Die Forscher konnten zeigen, dass der positive Effekt von ASS bei der Prävention von Darmkrebs tatsächlich von der Menge an 15-PGDH im Darm der Probanden abhängt. Bei Menschen mit großen Mengen 15-Hydroxyprostaglandin Dehydrogenase im Darm wirkt ASS, bei Menschen mit geringen Mengen dieses Enzyms offenbar nicht. Tröstlich dabei: „Etwa die Hälfte der Bevölkerung hat große Mengen an 15-PGDH im Darm“, schreiben die Forscher. In ihrer Studie untersuchten die Wissenschaftler Darmgewebe von 270 Patienten mit Darmkrebs. Diese Patienten gehörten entweder zur Harvard-based Nurses’ Health Studie (NHS) oder zur Health Professionals Follow-up Studie (HPFS), in der 127.865 Teilnehmer über 30 Jahre beobachtet wurden.
„Unsere Arbeit zeigt ganz klar, wer von einer regelmäßigen ASS-Einnahme profitiert und wer nicht“, so Studienautor Sanford Markowitz. Die Forscher hoffen, damit die Grundlage für personalisierte Entscheidungen bei der Darmkrebsvorsorge geschaffen zu haben. Denn ASS ist nicht frei von Nebenwirkungen. Magenblutungen und andere unangenehme Nebeneffekte könnten vermieden werden, wenn klar ist, dass sich der Patient aufgrund seines 15-PGDH-Status ohnehin nicht für eine ASS-Darmkrebsprävention eignet.

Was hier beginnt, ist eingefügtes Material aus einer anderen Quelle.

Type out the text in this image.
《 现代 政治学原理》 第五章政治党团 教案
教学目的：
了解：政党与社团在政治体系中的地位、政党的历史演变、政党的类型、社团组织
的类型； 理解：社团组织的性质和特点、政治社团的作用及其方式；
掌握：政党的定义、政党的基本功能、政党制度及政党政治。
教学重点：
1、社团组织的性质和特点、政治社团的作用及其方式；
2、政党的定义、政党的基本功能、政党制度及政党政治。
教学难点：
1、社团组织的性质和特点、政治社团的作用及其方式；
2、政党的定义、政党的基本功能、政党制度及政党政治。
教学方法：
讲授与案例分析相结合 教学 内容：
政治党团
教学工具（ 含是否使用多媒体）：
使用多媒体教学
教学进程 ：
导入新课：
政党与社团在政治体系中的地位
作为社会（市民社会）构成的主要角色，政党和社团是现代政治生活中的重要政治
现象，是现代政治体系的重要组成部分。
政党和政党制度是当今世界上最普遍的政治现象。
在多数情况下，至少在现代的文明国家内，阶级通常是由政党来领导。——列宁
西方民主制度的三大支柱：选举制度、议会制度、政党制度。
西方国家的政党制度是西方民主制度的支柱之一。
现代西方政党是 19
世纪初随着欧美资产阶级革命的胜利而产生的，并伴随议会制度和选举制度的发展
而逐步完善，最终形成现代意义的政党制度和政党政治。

Nun arbeiten die Wissenschaftler daran, ihre Vision von einer personalisierten Darmkrebsvorsorge in die Praxis umzusetzen. Ein möglichst kostengünstiger und einfacher Test soll möglichst zeitnah Einzug in Praxen und Krankenhäuser erhalten, so ihre Vorstellung. „Während einer Darmspiegelung könnte der Gastroenterologe einfach und sicher eine zusätzliche Gewebeprobe für den 15-PGDH-Test entnehmen“, spekuliert Co-Autor Andrew Chan. Auf der To-do-Liste der Forscher steht außerdem noch eine prospektive klinische Studie, in der die Erkenntnisse aus diesen Beobachtungen an Risikopatienten überprüft werden sollen. Denkbar wäre außerdem, dass neben 15-PGDH auch andere Faktoren eine Rolle spielen, wenn es darum geht, Darmkrebs effektiv mit ASS vorzubeugen.